1BRC as an idea to test myself with Rust

I did not compete or complete anything for the Advent of Code challenge, merely watched it unfold through the December of 2023. But, it did spark an interest! Shortly after New Years Eve, I came a accross a similar challenge: 1BRC by Gunnar Morling and thought that this could be the test case I was looking for. It being public, thoroughly documented and well known, I would have the chance to compare and learn from others implementations.

The 1BRC in itself is great and adjustable challenge to meet one’s goals and needs.

Idea was to try out Rust and see what I can accomplish with the limited knowledge I had, and in the process acquint myself deeper in to the language.

Generating a file to parse through

First part to work on, was a measurement generator. The information required for the dataset includes the ID (city) and its temperatures at a given moment in time. Shouldn’t be that hard? I was mistaken. There were couple of kinks to iron out.

const NUM_ROWS: usize = 1_000_000_000;
const NUM_STATIONS: usize = 10_000;

 fn main() {
     let file = File::create("measurements.txt").unwrap();
     let mut writer = BufWriter::new(file);
     let mut rng = rand::thread_rng();

     for _ in 0..NUM_ROWS {
         let station = format!("S{:04}", rng.gen_range(0..NUM_STATIONS));
         let temperature = rng.gen_range(-99.9..99.9);
         writeln!(writer, "{};{:.1}", station, temperature).unwrap();
     }

     writer.flush().unwrap();
 }

Setting up the number of rows and city ID’s with the crate rng and their respective ranges.

Once I had a file containing the data to actually parse through, it was time to see how to approach the original problem: How to parse the generated information fast?

Parsing the generated text file

Big O complexity was the starting place, when coming up with the implementation. What kind approach of complexity was best suited for a fast read and search? Array shouldn’t be bad, for most scenarios but I was eager to try Hash Tables for this. As per the rustlang doc, it defaults to SipHash for now (per doc) and by its description “it is very competitive for medium sized keys”. This sounds promising, because performance!

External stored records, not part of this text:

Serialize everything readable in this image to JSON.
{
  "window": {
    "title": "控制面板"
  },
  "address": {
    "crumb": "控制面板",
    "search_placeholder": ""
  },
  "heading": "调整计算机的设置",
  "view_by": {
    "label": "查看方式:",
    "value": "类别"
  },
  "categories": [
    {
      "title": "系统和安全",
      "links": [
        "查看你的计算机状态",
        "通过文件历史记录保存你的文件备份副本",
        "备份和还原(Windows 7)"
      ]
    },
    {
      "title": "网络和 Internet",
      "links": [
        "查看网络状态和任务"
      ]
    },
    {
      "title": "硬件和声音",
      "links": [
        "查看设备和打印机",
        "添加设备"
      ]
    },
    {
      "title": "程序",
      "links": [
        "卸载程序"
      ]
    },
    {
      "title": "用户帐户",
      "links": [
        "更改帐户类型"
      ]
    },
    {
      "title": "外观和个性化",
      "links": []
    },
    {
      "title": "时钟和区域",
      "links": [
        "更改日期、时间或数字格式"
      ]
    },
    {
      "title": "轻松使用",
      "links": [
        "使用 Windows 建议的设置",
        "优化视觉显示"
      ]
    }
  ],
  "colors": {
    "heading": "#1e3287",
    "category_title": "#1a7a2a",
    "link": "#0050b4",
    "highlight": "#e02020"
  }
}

let results = Arc::new(Mutex::new(HashMap::<String, StationData>::new()));

To the point of reading the information from the generated file and organizing it (min & max), was done with the following:

while reader.stream_position().unwrap() < end {
    buffer.clear();
    if reader.read_line(&mut buffer).unwrap() == 0 {
        break;
    }
    let parts: Vec<&str> = buffer.trim().split(';').collect();
    if parts.len() == 2 {
        let station = parts[0].to_string();
        let temperature: f32 = parts[1].parse().unwrap();
        let entry = local_results.entry(station).or_insert(StationData {
            min: temperature,
            max: temperature,
            sum: temperature as f64,
            count: 1,
        });
        entry.min = entry.min.min(temperature);
        entry.max = entry.max.max(temperature);
        entry.sum += temperature as f64;
        entry.count += 1;
    }
}

Getting the temperature highs and lows, then the average.

let mut output_file = File::create("results.txt").expect("Failed to create output file");

for (station, data) in final_results.iter() {
    let output_line = format!(
        "{}: min={:.1}, max={:.1}, avg={:.1}\n",
        station,
        data.min,
        data.max,
        data.sum / data.count as f64
    );

Off to load the results to a txt file, and voíla.

Testing and results

For tracking and measuring performance, I ran it automated and locally with cargo bench and by taking advantage of criterion crate. In practice this meant 10x times through the 1,000,000 lines per benchmark, just for safetys sake. Total 10 times. This could (Possibly?) be extended for the full 1,000,000,000 lines (1BRC version). Local tests were done on my M2 Pro.

The average run time was 6,4s, variation range was from low 5 seconds to high 7 seconds (5,5 - 7,7). From these I could get graphs with gnuplot, but that remains to be done later, if ever. Time is of the essence, and currently the essence is in very short supply.

Summary

All in all, a great experience! Like any sideproject or idea that actually carries or get carried to fruitition by my overly stimulated brain with constant distractions. And this was truly (On my metrics atleast) a completed and documented dive to something new and exciting.

There are already plenty of things that I could or would do differently, that is kind of the whole process of learning for me.

Thank you’s go to the community and the people behind things like Advent of Code and 1BRC. Love em’!